Conversamos com o Pai Jorge, um dos fundadores da casa Ile Ase Ayra Kiniba, Associação beneficente afro-brasileira São Jeronimo e São Jorge, que nos relatou as dificuldades que tem tido para manter o espaço aberto, já que algumas vizinhas evangélicas passaram a denunciar as atividades e ritos da casa. Uma delas chegou a processar a casa, mas acabou perdendo o processo, pois é livre a prática religiosa, seja ela qual for.
“Tivemos uma ação em 2007, e terminou em 2010, mesma questão do barulho que incomodava demais, a gente ganhou a ação, a juíza entendeu que não incomodava e assim ganhamos a primeira ação em 10 de julho de 2010” Contou ele que foi a primeira batalha no âmbito judicial que tiveram. Agora outra vizinha, já que a anterior não poderia entrar com a mesma ação, processou a casa pelo mesmo motivo, porém desta vez foram em três pessoas ao portão do espaço e começaram a ofender a religião e Pai Jorge, profetizando que a casa seria partida no meio em nome de Jesus, isto em meio a um período de celebração com pessoas de todo o Brasil, confraternizando no espaço a sua fé.
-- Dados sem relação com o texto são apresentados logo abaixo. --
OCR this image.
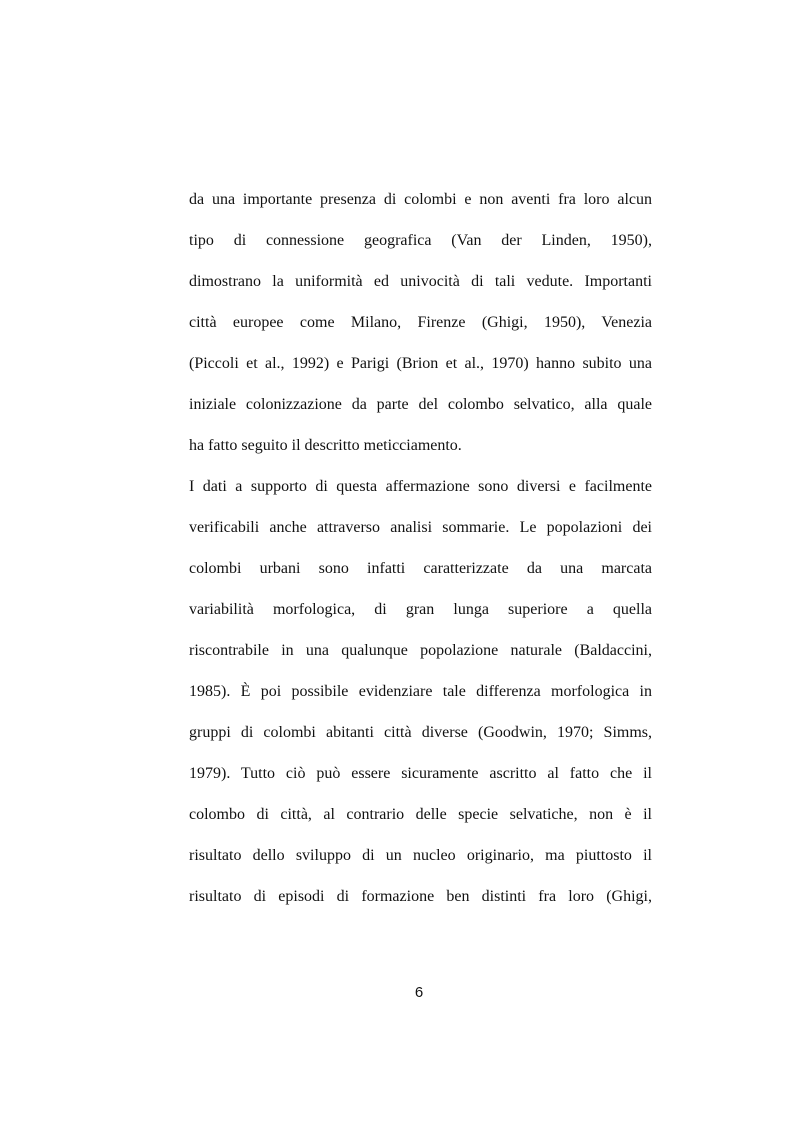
da una importante presenza di colombi e non aventi fra loro alcun
tipo di connessione geografica (Van der Linden, 1950),
dimostrano la uniformità ed univocità di tali vedute. Importanti
città europee come Milano, Firenze (Ghigi, 1950), Venezia
(Piccoli et al., 1992) e Parigi (Brion et al., 1970) hanno subito una
iniziale colonizzazione da parte del colombo selvatico, alla quale
ha fatto seguito il descritto meticciamento.
I dati a supporto di questa affermazione sono diversi e facilmente
verificabili anche attraverso analisi sommarie. Le popolazioni dei
colombi urbani sono infatti caratterizzate da una marcata
variabilità morfologica, di gran lunga superiore a quella
riscontrabile in una qualunque popolazione naturale (Baldaccini,
1985). È poi possibile evidenziare tale differenza morfologica in
gruppi di colombi abitanti città diverse (Goodwin, 1970; Simms,
1979). Tutto ciò può essere sicuramente ascritto al fatto che il
colombo di città, al contrario delle specie selvatiche, non è il
risultato dello sviluppo di un nucleo originario, ma piuttosto il
risultato di episodi di formazione ben distinti fra loro (Ghigi,
6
A partir dai ele teve que buscar se adequar, com isolamento acústico no espaço. Porém o alto custo e o tempo que a prefeitura deu para adequação, culminou com eles não terminando a tempo. Na Secretária de Meio Ambiente, eles pediram um prazo a mais, o que foi dito, que se ele não conseguisse a tempo, voltariam lá e eles estenderiam o prazo, ele chegou a fazer uma vakinha online para levantar o dinheiro, mas ainda não conseguiu concluir a reforma. Com o não cumprimento dos prazos, a prefeitura acabou multando o local. Eles então protocolaram um pedido dos dados do processo, para apresentarem a defesa, mas devido ao Coronavírus, a prefeitura não encaminhou os documentos solicitados. Agora no último sábado (26), o oficial de justiça esteve no local e caçou o alvará e intimou Pai Jorge e a proibição por parte do Ministério Público de realizar qualquer atividade religiosa, sob a pena de multa diária de 500R$, já que ele não apresentou defesa.
“Para me mandar os documentos para montar minha defesa, não podia por causa do vírus, mas o oficial vir aqui num sábado mesmo com o vírus pode”.
O bairro tem algumas dezenas de igrejas evangélicas, todas sem isolamento acústico, e algumas até sem alvará de funcionamento e nenhuma foi multada até então
Após isto agora de terça pra quarta, após aquele temporal que atingiu Colombo, algum ou alguns intolerantes picharam a fachada do local, a arremessaram uma garrafa pet com vários recados, intolerantes e racistas. Ele nos contou que já chegou a pensar em fechar o local, mas pensou bem, e viu que o trabalho que fazem para comunidade é maior que tudo isto e que vão enfrentar a violência e discriminação na justiça:
“Estamos abrindo um processo por intolerância religiosa, o Candiero do Centro Cultural Humaitá, que está nos dando uma força muito grande pra gente, não tem como não ver que não é intolerância, não é uma briga de vizinhos”
Também conversamos com o Vereador Anderson Prego, que é amplo defensor da igualdade racial e religiosa “Eu tenho acompanhado isto algum tempo, estas ações do terreiro do Pai Jorge. Primeiro eu acho importante a gente exaltar que o exercício das religiões é livre e não podem sofrer nenhum tipo de perseguição ou discriminação. A ideia é não penalizar as igrejas evangélicas que fazem barulhos, mas também não punir um terreiro, por que tem um rito, traz, no seu corpo, a questão dos instrumentos tocado a mão, não é um som mecânico, é manual e este som não deve atrapalhar tanto a vizinhança. (...) Não podemos admitir que possa um templo religioso sofrer vandalismo e perseguição” o concluiu.
Continuaremos acompanhando o caso, com esperança que os culpados sejam encontrados e que o racismo e a intolerância religiosa não ocorram mais em Colombo.